Skull-base tumors are by definition located underneath the brain in difficult-to-reach areas and are intimately associated with vital and delicate neurovascular structures. Surgical resection is often necessary to alleviate mass effect and brain swelling associated with larger tumors. Radiosurgery, however, is a viable and comparatively safe alternative that has been shown to arrest tumor growth and in a minority of cases to induce tumor contraction.

Meningioma and vestibular schwannoma are but some of the tumors that benefit from this modality with literature demonstrating lasting control over years of follow up. Although the procedural risk associated with radiosurgery is exceedingly low, tumor progression and delayed complications in the form of cranial nerve injury and radiation induced brain swelling are known to occur in a proportion of patients.

Case Study #1 – Gamma Knife Radiosurgery for Vestibular Schwannoma

Patient is a 75 year old woman presenting with symptoms of gait ataxia and progressive cognitive decline with initial imaging demonstrating communicating hydrocephalus with a 2.8 cm right sided vestibular schwannoma (figure 1a). There was no distortion of the ventricular system as a result of tumor mass effect (figure 2). Patient underwent high volume lumbar puncture with improvement in balance and CSF protein was elevated.. She underwent a left occipital VP shunt with resultant improvement in symptoms and Gamma Knife radiosurgery. Imaging obtained four months later demonstrate diminished central enhancement reflecting treatment effect (figure 1b) and 16 months later there has been a measurable decrease in tumor size (figure 1c). The patient continues to do well and functioning independently.

Case 1 – Figure 1
A: Planning axial T1 weighted post contrast MR image shows a large right sided vestibular schwannoma measuring 2.8 cm with distortion of the middle cerebellar peduncle.
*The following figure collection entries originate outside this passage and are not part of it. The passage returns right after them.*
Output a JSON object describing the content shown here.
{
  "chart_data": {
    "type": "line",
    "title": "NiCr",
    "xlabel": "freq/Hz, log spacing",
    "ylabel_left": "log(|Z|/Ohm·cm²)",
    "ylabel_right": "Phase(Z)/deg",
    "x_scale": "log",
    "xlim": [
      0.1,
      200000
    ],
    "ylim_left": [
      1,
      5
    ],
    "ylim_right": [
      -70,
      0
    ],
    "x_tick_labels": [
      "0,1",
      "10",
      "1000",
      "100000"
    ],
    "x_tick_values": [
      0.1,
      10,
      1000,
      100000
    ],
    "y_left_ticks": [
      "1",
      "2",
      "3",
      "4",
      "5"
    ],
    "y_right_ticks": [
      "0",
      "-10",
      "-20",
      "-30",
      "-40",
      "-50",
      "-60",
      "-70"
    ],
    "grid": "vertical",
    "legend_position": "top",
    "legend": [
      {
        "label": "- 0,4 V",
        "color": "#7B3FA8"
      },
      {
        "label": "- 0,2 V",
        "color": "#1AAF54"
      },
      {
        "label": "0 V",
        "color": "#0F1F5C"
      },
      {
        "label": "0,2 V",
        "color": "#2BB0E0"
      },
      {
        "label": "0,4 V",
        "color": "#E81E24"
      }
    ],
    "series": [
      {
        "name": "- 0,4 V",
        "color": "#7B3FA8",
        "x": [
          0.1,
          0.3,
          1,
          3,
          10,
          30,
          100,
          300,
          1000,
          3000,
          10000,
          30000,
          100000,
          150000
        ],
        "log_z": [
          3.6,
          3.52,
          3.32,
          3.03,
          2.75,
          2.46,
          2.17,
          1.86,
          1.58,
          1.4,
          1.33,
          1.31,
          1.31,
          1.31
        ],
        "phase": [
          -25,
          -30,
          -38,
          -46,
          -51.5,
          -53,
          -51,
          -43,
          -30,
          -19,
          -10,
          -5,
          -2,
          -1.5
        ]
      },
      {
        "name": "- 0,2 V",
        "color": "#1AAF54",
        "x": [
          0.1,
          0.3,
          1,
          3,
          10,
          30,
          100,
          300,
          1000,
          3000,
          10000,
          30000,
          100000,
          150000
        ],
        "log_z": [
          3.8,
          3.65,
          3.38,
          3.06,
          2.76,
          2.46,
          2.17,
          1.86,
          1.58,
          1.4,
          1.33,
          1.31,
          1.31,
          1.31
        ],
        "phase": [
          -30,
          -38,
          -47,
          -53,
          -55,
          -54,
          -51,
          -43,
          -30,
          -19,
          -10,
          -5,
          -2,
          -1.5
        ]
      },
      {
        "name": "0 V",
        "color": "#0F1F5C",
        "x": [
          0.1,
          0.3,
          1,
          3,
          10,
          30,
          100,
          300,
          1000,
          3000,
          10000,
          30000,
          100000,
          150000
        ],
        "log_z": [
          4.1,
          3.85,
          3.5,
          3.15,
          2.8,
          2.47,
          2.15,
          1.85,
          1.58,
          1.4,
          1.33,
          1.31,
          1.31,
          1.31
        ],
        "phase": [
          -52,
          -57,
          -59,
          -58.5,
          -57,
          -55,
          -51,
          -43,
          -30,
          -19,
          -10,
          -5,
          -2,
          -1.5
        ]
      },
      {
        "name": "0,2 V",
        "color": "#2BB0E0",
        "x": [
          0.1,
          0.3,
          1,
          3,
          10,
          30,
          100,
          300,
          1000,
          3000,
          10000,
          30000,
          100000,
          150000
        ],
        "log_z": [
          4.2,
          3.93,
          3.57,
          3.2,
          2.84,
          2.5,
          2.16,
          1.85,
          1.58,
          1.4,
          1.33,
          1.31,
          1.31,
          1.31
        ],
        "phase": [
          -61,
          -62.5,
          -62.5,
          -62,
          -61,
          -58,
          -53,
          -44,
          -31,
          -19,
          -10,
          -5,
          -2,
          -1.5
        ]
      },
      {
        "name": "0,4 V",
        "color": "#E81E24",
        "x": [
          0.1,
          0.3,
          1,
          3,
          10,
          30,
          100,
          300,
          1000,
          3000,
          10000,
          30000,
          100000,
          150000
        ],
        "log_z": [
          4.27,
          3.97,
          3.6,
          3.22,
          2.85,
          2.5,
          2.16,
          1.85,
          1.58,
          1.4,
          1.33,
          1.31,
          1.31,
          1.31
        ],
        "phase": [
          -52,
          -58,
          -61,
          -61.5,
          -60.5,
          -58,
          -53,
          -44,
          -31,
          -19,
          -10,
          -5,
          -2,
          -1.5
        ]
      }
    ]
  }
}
B: Image at 4 months post treatment showing decrease in tumoral enhancement. C: 16 months post treatment there has been a contraction of tumor volume and mass effect.

Case 1 – Figure 2
Pre treatment imaging shows hydrocephalus without obstruction of ventricular system (arrow) by tumor (T, yellow perimeter).
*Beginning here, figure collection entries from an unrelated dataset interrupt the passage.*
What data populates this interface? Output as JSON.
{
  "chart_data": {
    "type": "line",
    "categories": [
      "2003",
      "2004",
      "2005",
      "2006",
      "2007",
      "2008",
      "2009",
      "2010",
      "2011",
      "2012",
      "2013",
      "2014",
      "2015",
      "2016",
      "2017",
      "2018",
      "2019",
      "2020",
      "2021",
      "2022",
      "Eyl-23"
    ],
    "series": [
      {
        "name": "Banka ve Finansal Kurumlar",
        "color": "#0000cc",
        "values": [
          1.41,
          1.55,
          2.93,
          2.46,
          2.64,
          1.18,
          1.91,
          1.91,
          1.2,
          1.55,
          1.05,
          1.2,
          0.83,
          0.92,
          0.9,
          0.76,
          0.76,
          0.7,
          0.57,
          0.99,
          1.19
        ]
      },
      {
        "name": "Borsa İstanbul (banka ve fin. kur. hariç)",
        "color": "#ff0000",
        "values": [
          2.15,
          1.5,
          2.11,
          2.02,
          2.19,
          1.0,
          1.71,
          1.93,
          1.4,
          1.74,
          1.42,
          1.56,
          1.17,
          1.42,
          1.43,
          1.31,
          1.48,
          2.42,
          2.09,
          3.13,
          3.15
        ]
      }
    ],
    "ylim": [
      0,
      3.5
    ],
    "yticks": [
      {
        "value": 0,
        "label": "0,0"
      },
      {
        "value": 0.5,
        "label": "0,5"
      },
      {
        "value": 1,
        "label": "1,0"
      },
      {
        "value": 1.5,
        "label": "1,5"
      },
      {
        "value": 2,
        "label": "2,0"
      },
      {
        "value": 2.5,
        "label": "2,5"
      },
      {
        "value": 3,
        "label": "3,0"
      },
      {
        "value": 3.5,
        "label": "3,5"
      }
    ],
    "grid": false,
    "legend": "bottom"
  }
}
Case Study #2 – Gamma Knife Radiosurgery for Tentorial Meningioma

Patient is a 75 year old man with a two year history of V1 trigeminal neuralgia with MR imaging demonstrating a left mesio-tentorial meningioma with distortion of the brainstem at the trigeminal nerve root entry zone (Figure 1). Serial imaging demonstrated no evidence of tumor growth but pain was persistent and severe despite maximal medical therapy. He was treated with radiosurgery using a dose of 12.5 Gy to the 50% isodose line and noted improvement in pain within two months after the procedure (Figure 2).

Case 2 – Figure 1
Axial (left) and coronal (right) demonstrate an enhancing extra-axial mass at the level of the petrous apex and Meckels cave with distortion of the brainstem at the trigeminal nerve root entry zone.

Case 2 – Figure 2
Treatment plan MR imaging showing contoured tumor border (yellow line) as well as 12.5, 10 and 8 Gy isodose lines (green lines). The optic nerves/chiasm were also contoured (red line indicated by white arrow) to assure that they were appropriately shielded from an unacceptable dose of radiation.